How to verify if a graph has crossing edges in networkx?

Question

I am creating a genetic algorithm to solve the traveling salesman problem using python and networkx. And I'm adding a condition to converge to a satisfactory solution: the path must not have crossing edges. I wonder if there's a quick function in networkx to verify if the graph has crossing edges or, at least, want to know if it's possible to create one.
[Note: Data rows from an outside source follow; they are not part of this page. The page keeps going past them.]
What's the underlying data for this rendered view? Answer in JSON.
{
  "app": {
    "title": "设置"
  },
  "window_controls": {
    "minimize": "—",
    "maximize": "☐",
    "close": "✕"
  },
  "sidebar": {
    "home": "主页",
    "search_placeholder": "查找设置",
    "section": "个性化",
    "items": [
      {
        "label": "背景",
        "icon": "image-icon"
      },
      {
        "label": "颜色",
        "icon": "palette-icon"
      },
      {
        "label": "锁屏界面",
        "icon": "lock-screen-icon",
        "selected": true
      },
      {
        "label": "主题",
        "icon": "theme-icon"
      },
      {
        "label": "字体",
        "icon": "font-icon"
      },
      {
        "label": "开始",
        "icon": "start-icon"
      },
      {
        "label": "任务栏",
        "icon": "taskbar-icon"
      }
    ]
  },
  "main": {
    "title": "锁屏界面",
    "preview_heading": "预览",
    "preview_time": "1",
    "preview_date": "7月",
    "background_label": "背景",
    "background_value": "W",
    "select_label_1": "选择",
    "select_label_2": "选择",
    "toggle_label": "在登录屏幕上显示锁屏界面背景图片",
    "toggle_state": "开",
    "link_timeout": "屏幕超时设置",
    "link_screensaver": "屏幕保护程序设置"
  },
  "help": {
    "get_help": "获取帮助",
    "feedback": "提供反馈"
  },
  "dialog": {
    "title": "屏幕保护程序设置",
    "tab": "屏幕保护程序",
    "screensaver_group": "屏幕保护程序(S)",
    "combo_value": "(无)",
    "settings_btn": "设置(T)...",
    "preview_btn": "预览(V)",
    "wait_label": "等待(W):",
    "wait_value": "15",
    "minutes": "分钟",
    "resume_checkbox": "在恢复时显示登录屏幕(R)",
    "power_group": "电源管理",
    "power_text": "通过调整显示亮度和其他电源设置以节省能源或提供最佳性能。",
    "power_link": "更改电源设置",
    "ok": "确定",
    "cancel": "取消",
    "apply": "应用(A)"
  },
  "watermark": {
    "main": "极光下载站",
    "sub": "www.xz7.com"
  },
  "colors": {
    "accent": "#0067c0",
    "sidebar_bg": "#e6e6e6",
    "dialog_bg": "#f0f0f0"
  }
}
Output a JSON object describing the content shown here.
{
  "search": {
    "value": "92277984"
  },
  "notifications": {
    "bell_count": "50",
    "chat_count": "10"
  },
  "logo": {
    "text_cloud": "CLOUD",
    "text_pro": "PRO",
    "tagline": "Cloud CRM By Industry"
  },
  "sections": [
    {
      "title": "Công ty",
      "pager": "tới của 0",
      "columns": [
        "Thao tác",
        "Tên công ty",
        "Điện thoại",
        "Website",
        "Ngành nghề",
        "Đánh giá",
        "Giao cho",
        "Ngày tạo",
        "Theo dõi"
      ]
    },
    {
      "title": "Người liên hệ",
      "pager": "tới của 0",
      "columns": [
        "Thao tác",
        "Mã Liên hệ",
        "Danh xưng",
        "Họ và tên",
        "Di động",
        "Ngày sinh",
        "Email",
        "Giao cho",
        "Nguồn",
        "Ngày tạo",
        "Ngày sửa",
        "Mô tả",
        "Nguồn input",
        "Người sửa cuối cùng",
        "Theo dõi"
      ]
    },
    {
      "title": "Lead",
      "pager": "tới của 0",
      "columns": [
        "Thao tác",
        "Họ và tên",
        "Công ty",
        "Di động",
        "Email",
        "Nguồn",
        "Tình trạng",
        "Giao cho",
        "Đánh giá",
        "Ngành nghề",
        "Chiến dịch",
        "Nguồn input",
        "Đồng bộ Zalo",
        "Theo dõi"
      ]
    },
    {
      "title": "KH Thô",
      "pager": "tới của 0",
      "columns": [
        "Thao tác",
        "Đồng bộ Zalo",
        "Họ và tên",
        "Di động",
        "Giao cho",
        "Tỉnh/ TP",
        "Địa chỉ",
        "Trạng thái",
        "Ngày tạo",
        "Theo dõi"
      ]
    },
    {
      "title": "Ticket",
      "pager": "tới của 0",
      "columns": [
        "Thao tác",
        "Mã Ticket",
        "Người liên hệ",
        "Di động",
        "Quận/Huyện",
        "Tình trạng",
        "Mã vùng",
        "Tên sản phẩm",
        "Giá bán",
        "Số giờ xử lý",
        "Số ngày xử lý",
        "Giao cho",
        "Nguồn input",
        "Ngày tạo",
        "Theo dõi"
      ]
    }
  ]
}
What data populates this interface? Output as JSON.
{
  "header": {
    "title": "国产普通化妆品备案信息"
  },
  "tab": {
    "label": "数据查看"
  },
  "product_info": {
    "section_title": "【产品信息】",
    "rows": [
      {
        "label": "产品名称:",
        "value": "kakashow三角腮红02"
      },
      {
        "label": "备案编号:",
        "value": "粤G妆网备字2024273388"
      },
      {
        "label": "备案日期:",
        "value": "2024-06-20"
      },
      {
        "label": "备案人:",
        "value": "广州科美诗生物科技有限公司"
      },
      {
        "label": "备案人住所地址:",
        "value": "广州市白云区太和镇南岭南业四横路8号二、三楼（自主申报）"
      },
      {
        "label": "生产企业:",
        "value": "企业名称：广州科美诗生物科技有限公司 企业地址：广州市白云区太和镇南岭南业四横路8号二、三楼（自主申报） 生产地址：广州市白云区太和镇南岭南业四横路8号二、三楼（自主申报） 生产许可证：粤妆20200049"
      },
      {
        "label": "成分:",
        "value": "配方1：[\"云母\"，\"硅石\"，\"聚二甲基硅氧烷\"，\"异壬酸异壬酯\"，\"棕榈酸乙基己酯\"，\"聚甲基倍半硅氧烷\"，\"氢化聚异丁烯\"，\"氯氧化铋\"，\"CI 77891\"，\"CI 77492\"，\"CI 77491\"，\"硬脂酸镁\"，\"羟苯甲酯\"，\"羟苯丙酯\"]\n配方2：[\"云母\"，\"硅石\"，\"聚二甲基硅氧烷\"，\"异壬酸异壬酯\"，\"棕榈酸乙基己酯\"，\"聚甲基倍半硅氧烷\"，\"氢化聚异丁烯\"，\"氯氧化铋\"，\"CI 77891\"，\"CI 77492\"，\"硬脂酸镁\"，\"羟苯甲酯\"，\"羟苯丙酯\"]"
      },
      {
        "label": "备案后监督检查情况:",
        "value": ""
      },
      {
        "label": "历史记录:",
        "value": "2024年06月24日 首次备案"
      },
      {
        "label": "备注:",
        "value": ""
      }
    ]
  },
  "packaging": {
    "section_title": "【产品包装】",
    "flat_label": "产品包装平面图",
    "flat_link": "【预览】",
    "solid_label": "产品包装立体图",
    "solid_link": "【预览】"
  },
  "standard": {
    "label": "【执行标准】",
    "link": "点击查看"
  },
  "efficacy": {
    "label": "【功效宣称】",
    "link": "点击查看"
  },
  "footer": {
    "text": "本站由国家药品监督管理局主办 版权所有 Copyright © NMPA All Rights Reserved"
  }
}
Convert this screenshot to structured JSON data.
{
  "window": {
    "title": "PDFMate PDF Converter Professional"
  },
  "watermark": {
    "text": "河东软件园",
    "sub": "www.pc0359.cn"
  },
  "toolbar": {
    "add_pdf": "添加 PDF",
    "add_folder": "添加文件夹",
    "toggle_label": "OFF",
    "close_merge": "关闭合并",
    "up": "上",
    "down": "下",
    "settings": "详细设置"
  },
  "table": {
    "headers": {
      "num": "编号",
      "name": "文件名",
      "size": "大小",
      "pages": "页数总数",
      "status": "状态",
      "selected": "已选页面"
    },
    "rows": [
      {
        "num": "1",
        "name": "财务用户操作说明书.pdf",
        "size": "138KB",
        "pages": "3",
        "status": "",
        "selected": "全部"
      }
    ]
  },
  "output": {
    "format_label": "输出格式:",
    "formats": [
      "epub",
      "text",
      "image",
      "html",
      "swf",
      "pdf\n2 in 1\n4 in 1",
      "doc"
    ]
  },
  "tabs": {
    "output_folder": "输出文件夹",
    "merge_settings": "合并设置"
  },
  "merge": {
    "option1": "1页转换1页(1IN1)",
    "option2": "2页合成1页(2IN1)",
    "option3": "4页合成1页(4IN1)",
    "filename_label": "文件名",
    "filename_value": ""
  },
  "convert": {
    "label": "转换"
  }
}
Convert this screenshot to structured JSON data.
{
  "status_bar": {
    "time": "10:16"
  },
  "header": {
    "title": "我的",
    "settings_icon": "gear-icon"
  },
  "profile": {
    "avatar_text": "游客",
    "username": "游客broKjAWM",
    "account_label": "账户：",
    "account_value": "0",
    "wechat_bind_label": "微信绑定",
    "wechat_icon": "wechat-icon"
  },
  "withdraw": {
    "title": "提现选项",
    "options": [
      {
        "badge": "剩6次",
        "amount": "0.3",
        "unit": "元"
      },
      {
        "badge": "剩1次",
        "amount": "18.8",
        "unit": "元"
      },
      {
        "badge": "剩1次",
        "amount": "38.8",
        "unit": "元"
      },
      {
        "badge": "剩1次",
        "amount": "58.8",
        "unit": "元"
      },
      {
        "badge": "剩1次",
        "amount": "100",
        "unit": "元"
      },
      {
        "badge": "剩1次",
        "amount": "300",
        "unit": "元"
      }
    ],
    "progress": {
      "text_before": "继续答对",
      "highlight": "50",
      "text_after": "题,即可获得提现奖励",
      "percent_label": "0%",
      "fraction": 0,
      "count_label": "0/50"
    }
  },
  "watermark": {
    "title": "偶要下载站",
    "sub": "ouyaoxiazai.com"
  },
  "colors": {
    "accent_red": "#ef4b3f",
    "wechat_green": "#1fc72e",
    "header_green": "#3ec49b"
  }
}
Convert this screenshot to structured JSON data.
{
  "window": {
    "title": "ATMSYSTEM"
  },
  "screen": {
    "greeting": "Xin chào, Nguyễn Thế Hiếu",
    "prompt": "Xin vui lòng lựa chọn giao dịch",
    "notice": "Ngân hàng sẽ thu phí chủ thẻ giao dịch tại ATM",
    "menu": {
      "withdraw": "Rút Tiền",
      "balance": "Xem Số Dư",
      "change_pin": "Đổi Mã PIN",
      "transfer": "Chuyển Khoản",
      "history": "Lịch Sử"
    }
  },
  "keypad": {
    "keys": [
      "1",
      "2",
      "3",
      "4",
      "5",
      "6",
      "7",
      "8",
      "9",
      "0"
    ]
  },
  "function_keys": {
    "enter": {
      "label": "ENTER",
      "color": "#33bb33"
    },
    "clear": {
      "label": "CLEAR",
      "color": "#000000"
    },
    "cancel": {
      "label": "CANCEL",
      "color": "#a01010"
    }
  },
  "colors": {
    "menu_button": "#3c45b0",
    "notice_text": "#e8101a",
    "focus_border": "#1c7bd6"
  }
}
The graph is created with a list of points (path), each point has a coordinate in x, and a coordinate in y. The sequence of points index the path to tour. I created an object nx.Graph() like below:

        G = nx.Graph()
        for i in range(len(path)):
            G.add_node(i, pos=(path[i].x, path[i].y))
            
        for i in range(len(path)-1):
            G.add_edge(i, i+1)
        G.add_edge(len(path)-1, 0)

One example of converging not optimal solution:

printing out the points with nx.get_node_attributes(G,'pos'):

{0: (494, 680), 1: (431, 679), 2: (217, 565), 3: (197, 581), 4: (162, 586), 5: (90, 522), 6:(138, 508), 7: (217, 454), 8: (256, 275), 9: (118, 57), 10: (362, 139), 11: (673, 89), 12: (738, 153), 13: (884, 119), 14: (687, 542), 15: (720, 618), 16: (745, 737), 17: (895, 887), 18: (902, 574), 19: (910, 337), 20: (823, 371), 21: (601, 345), 22: (608, 302), 23: (436, 294), 24: (515, 384), 25: (646, 495)}

Here is an article supporting the condition of convergence: http://www.ams.org/publicoutreach/feature-column/fcarc-tsp

Answer 1

My first reading was the same as @AveragePythonEngineer's. Normally in the travelling salesman problem, and graph theory in general, we don't care too much about the positions of the vertices, only the distances between them. And I thought you might be confusing the drawing of a graph with the graph (it's just one realization of infinite possible drawings). So while you can draw a planar graph with crossing edges if you wish (like your example), the point is that you could draw it in the plane.

On re-reading your question, I think you're actually introducing the 'no crossing paths' as a constraint. To put it another way using the jargon: the path must not be self-intersecting. If that's right, then I think this question in GIS Stack Exchange will help you. It uses shapely, a very useful tool for 2D geometric questions. From the first answer:

[Check out] .is_simple

Returns True if the feature does not cross itself.

from shapely.wkt import loads
l = loads('LINESTRING (9603380.577551289 2719693.31939431, 9602238.01822002 2719133.882441244, 9601011.900844947 2718804.012436028, 9599670.800095448 2718931.680117098, 9599567.204161201 2717889.384686942, 9600852.184025297 2721120.409265322, 9599710.80929024 2720511.270897166, 9602777.832940497 2718125.875545334)')
print(l.is_simple) # False

If you're looking to solve the problem from scratch then this answer to a similar question, but in a different framework, has some interesting leads, especially the Bentley–Ottmann algorithm, which might be useful.

Answer 2

I am not sure, whether it suits your problem, but it seems to me that it is related to the planarity of a graph.

You can check whether a graph is planar with:

nx.is_planar(G)

which returns True, if it is. See the documentation.